24% of participants showed interest in investing in tokens or non-fungible tokens (NFTs) in 2022, highlighting the “decisive turning point” for token adoption. As a result, the growing interest is complemented by an increase in the number of providers and exchanges looking to capitalize on the demand.

Some of the key drivers behind the nearly 55% of existing crypto investors across the UK include influencer marketing through artists, musicians and collectors, while 49% are related to the ability to shop through app-based marketplaces:

“About 41% of Londoners are ready to buy, use or exchange a token (like NFT) by 2022.”
The most prominent age group (46%) preferring to invest in tokens and NFTs in the UK are those aged 18-24, 53% of whom cited the ability to invest through apps or web portals as a top factor.

On the other hand, the survey showed the importance of education in promoting crypto investments. The survey also highlights the importance of regulated exchanges:

“When it comes to tokens, almost half or 47% have not yet invested because they don’t know enough about tokens and 34% don’t know an easy and safe way to invest.”
Research also shows that women are less affected by tokens and NFTs than men, but they prefer the same number of online investment platforms. Interestingly, 59% of female investors said they looked for some sort of correlation with the underlying asset before investing.

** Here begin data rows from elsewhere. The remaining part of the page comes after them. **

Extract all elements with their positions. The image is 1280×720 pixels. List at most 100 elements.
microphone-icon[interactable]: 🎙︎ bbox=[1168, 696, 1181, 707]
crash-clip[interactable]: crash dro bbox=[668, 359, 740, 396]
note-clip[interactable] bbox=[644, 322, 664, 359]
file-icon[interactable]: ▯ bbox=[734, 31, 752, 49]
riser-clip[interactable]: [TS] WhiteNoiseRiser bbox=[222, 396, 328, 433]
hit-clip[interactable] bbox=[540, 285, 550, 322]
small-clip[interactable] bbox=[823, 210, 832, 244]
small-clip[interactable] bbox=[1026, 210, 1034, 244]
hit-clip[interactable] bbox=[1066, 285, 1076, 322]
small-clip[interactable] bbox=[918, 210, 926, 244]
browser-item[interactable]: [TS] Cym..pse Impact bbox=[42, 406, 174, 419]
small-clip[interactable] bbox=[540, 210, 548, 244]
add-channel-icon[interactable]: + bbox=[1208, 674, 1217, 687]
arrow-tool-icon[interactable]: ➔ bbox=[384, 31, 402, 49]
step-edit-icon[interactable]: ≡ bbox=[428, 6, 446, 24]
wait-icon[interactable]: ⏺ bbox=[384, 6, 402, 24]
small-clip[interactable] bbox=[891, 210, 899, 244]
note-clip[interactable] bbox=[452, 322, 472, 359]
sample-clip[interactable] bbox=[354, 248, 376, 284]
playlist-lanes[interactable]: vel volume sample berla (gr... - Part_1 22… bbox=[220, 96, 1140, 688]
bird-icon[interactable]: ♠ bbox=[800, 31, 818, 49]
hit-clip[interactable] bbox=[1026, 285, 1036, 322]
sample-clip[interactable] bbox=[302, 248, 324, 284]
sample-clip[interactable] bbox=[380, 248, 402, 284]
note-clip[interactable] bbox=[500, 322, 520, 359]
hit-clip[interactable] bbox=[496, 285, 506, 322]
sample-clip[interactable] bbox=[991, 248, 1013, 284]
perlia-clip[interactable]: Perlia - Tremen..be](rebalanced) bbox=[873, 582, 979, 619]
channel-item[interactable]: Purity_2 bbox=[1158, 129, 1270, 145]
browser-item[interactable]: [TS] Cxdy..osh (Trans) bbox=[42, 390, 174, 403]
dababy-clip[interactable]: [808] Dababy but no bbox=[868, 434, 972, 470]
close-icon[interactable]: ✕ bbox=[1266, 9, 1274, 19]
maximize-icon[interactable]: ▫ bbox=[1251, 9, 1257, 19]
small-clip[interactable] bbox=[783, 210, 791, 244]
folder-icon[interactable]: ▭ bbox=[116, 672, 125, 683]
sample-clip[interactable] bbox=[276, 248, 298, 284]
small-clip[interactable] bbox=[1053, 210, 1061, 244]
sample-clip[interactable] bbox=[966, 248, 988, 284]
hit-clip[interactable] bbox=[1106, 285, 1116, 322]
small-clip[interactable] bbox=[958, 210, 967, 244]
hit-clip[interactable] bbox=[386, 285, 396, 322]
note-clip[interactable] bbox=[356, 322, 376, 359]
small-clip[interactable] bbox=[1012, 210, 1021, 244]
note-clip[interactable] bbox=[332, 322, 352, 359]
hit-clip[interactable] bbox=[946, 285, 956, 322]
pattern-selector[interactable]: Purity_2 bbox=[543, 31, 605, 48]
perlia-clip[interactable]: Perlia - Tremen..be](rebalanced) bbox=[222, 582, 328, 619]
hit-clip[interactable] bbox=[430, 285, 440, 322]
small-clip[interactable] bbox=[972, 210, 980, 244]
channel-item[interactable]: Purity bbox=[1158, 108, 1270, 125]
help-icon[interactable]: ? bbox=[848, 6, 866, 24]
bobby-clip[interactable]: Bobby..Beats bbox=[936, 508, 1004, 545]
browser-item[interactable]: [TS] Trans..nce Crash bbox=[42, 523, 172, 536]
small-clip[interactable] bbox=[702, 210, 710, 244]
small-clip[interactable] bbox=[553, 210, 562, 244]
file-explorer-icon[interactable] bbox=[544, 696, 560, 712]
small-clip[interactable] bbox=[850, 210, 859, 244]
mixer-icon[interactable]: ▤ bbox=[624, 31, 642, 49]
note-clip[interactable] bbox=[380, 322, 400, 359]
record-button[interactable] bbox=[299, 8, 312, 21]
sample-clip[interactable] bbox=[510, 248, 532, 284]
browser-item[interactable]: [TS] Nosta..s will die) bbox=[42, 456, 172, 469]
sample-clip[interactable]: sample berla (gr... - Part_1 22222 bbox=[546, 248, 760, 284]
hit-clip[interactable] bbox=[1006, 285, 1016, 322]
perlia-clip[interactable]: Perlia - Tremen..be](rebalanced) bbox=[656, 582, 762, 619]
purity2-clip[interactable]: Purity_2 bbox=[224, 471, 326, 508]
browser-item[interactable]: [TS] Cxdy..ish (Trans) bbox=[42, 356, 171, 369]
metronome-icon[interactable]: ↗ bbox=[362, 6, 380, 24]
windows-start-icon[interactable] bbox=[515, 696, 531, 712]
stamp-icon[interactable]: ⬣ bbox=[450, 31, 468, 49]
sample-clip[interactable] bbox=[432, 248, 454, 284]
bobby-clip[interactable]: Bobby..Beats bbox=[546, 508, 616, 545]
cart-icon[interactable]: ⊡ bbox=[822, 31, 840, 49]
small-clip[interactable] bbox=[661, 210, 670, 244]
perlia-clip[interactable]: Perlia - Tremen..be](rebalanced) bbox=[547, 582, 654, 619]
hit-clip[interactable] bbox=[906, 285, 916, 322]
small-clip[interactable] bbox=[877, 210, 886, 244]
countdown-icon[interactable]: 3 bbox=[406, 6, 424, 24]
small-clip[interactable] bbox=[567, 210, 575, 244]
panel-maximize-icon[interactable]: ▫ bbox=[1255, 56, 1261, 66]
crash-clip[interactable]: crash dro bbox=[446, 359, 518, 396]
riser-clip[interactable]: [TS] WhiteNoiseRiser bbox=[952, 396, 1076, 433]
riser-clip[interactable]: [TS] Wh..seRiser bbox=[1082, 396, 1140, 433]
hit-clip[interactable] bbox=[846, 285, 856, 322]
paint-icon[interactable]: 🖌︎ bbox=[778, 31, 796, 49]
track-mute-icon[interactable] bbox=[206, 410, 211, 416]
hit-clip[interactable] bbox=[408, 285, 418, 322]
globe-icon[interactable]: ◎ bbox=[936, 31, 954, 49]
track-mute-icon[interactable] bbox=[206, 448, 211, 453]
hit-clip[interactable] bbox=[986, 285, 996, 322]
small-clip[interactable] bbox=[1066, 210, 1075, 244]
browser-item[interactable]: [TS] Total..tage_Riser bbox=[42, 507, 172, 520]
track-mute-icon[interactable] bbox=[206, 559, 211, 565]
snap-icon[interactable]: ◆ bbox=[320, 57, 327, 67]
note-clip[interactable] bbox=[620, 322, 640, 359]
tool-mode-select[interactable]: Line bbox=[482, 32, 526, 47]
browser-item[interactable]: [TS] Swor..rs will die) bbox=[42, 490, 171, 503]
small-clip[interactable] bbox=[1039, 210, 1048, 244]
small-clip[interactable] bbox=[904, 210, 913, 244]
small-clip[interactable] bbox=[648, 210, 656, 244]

RELATED: The Financial Conduct Authority (FCA) issues a cease and desist order for Bitcoin ATMs.

On March 11, the UK’s central financial regulator, the Financial Conduct Authority (FCA), ordered the immediate closure of all unregistered ATMs or additional unannounced measures.

As Cointelegraph reported, the Financial Conduct Authority (FCA) cited three main reasons for the sudden rollout: a lack of organizational structure, the potential for high asset volatility risk, and the importance of adhering to the principles set out in anti-money laundering regulations.